В IV веке собор высших представителей христианской церкви рассматривал вопрос «есть ли душа у женщины?» Вопрос был решен утвердительно, но… большинством одного только голоса! Если бы один единственный монах поколебался в тех доводах от писания, которые говорят за существование души у женщины, то мы имели бы в истории соборное решение самого поразительного рода.
О Декарте рассказывают анекдот, будто бы он, отрицавший, как известно, существование души у животных и считавший их лишь необычайно остроумными механизмами, нещадно хлестал своих, собак и любовался тою тонкостью, с какою эти «механизмы» выражали свою якобы боль, на самом деле, по мнению философа, несуществовавшую. Весьма возможно, что половина собора и половина стоявшего за ним христианского мира производили похожие эксперименты — и над женщинами.

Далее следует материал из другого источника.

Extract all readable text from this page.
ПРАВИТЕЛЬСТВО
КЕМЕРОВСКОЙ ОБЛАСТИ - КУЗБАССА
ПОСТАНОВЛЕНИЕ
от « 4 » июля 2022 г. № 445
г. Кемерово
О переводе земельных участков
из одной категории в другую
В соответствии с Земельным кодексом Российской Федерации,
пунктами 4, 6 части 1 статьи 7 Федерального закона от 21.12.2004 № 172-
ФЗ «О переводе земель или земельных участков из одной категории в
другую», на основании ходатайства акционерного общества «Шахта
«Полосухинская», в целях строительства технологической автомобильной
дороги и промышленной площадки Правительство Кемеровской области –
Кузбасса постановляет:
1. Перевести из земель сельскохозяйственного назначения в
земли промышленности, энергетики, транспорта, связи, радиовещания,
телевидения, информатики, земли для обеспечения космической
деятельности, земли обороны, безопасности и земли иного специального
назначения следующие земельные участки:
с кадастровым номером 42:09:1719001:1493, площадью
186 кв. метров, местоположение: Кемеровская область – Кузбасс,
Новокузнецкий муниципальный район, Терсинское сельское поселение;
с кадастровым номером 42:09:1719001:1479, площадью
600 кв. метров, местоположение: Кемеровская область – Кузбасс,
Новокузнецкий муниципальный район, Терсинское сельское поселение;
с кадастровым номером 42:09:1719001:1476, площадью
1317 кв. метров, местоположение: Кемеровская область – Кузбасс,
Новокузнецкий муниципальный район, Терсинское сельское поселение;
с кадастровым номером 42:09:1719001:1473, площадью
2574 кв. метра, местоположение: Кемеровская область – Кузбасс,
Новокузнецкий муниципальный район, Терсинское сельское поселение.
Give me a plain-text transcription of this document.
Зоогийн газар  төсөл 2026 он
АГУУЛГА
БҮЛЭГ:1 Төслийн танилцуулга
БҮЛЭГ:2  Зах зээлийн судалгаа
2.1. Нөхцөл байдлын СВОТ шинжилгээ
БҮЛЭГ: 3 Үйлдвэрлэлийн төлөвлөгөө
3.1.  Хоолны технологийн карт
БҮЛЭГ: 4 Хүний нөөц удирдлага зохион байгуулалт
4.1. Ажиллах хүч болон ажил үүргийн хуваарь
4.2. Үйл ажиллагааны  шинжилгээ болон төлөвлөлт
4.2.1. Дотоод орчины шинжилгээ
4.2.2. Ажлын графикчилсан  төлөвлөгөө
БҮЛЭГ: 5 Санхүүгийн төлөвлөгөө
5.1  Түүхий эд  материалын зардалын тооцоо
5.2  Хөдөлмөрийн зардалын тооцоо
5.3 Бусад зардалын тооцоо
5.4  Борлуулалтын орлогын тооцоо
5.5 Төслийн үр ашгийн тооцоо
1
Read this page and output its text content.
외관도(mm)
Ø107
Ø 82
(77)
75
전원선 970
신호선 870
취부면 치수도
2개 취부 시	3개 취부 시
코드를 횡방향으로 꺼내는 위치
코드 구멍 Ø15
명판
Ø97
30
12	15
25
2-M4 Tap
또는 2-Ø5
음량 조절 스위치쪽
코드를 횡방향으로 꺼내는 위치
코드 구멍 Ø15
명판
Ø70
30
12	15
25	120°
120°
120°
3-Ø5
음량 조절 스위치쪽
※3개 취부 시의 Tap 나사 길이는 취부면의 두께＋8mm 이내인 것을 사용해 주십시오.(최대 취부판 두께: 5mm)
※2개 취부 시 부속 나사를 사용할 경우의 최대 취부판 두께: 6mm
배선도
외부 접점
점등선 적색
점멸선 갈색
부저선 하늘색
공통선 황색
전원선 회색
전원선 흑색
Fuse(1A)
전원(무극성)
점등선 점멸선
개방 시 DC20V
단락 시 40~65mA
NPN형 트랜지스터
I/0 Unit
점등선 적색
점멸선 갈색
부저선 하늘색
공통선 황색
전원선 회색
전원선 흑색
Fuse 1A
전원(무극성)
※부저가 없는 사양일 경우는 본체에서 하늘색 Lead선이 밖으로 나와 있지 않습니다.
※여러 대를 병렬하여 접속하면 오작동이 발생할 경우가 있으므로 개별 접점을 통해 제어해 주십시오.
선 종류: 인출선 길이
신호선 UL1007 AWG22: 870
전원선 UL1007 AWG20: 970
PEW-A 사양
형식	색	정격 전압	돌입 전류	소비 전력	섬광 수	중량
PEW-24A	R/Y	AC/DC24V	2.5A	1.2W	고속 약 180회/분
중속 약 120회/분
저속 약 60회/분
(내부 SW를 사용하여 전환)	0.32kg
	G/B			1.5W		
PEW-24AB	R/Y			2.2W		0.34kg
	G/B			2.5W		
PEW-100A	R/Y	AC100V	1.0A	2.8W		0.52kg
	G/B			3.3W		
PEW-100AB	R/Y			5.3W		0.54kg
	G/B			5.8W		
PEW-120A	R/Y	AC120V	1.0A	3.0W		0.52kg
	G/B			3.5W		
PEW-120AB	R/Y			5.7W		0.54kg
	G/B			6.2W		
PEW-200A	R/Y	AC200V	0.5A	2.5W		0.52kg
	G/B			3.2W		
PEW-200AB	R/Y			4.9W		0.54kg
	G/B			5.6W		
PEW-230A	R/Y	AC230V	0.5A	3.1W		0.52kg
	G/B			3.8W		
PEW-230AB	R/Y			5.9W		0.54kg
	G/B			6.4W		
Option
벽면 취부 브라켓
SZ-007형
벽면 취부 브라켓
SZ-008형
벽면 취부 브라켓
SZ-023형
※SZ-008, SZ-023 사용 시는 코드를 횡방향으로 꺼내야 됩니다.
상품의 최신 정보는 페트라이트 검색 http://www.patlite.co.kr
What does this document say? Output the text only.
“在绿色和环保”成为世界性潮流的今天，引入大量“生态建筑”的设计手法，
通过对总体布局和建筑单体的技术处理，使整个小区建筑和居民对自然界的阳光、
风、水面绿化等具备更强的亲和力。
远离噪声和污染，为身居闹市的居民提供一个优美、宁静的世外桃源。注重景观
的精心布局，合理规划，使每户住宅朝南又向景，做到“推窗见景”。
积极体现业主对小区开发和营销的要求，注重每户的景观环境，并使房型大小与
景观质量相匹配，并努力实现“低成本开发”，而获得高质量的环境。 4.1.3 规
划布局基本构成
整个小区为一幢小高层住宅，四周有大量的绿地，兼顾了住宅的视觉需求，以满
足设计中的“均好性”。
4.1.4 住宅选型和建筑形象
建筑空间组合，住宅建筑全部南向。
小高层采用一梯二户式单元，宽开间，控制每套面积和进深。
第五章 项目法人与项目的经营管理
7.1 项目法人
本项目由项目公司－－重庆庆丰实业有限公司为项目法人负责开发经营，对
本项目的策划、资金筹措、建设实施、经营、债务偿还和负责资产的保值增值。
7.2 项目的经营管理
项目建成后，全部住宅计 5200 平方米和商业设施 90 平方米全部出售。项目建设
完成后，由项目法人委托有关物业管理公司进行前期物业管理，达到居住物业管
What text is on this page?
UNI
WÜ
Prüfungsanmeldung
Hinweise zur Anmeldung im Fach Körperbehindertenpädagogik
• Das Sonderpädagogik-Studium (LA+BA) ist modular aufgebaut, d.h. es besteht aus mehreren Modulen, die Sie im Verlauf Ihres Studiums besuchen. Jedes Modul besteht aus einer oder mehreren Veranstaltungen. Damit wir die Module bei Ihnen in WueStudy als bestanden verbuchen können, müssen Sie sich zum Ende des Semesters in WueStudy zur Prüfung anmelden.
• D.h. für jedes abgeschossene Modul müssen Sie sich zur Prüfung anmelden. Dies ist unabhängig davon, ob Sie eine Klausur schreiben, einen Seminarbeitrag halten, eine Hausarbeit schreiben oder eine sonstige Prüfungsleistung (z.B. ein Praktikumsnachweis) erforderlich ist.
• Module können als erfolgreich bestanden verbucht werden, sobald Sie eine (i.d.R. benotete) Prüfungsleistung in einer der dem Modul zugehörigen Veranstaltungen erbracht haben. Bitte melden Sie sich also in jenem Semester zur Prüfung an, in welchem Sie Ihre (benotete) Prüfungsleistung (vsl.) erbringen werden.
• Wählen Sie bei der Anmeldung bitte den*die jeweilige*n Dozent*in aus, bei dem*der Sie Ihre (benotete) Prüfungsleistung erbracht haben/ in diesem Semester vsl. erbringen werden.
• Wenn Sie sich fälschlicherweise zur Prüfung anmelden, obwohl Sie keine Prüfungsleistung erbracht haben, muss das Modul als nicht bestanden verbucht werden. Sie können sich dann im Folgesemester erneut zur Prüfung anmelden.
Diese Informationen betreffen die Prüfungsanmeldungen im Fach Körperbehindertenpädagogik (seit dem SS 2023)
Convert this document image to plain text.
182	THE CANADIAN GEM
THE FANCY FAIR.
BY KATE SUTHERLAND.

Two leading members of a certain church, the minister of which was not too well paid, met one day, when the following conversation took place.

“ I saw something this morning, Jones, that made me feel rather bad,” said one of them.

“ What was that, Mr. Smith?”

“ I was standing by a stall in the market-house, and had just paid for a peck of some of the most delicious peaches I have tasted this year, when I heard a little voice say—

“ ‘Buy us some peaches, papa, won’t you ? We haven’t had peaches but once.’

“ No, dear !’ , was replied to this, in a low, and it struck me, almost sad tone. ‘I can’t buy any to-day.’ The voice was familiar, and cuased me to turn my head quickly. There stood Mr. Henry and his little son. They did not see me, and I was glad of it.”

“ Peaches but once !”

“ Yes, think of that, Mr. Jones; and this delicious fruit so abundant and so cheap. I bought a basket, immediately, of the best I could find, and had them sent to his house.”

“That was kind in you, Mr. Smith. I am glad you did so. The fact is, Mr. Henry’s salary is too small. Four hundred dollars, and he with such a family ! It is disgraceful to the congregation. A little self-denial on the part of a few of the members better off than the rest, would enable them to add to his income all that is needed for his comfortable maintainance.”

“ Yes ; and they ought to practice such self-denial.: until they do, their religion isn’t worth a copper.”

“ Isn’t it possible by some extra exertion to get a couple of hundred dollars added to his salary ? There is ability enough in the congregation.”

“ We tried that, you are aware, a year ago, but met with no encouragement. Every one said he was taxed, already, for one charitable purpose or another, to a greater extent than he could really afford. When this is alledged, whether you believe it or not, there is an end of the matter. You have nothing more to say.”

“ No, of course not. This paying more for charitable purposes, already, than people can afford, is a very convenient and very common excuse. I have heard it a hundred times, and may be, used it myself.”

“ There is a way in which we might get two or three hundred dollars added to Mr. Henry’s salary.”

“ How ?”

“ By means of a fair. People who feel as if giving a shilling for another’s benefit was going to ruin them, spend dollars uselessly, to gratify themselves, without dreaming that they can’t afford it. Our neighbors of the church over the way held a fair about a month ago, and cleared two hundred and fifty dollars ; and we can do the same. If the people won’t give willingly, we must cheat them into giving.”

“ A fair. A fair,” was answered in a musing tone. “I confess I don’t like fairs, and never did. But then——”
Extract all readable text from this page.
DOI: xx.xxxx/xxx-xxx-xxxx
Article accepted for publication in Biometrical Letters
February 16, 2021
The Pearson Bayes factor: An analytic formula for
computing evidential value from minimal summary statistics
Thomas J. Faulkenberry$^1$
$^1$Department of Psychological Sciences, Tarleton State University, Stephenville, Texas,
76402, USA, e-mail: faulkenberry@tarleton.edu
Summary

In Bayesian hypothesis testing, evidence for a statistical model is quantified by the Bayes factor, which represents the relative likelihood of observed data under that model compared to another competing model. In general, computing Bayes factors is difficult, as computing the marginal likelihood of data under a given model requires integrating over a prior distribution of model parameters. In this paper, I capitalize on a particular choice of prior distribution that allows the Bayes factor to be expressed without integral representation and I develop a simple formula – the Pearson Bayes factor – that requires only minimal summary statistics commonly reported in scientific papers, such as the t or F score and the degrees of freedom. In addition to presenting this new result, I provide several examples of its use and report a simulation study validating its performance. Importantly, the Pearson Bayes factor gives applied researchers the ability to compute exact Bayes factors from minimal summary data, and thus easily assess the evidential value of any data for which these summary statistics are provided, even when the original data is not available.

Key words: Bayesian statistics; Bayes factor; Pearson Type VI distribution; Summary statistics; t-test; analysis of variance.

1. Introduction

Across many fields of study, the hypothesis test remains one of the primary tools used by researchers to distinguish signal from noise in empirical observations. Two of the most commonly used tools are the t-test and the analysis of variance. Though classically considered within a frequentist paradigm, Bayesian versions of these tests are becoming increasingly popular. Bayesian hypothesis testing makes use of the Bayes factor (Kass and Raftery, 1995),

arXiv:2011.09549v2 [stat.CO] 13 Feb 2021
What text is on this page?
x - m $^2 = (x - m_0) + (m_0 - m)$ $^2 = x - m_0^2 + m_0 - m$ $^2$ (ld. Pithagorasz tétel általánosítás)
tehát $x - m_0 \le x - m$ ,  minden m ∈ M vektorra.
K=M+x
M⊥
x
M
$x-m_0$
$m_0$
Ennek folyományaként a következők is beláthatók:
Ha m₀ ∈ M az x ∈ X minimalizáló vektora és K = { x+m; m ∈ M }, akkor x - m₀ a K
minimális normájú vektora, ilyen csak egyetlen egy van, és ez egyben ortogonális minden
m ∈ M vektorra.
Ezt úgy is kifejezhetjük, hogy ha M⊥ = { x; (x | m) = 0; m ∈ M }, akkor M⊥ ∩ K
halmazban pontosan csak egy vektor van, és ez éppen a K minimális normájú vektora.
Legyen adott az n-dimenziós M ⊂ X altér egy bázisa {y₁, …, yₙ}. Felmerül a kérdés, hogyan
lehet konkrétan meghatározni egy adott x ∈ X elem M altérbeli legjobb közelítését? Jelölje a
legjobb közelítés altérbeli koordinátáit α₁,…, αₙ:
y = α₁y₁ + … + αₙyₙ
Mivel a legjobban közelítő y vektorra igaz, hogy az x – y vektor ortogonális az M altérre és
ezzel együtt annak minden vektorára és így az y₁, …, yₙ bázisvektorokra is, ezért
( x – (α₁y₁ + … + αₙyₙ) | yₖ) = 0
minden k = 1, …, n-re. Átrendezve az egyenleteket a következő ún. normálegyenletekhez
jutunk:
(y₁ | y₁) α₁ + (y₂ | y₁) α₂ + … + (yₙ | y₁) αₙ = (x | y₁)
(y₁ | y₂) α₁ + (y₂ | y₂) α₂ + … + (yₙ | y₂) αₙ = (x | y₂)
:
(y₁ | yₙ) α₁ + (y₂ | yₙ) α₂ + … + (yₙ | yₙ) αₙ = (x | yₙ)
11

Впрочем, христианские народы, признав душу за животными и за женщиной, отлично памятуют, что у скота — скотья душа, у бабы — бабья, у жида — жидовская, у японца — макачья!
Утонченнейшие доктрины возникали там, где хотели оправдать презрение и жестокость к конкурирующей расе. Доктрины эти находили пищу в тех видоизменениях общечеловеческого психического склада, которые проистекают от различия социальной судьбы тех или других национальностей. Доказать, что у негра или даже у еврея «душа» в настоящее время несколько «иная» — нетрудно, и исследование этих различий в их происхождении может быть очень интересным. Но все теории рас совершенно открыто или чуть–чуть прикровенно стремятся установить не отличие, а несовершенство души всех, кроме своей, и притом неисцелимое, неизгладимое, оправдывающее призыв защищать «культуру» или «веру» от черной, желтой опасности, от «жидовской опасности».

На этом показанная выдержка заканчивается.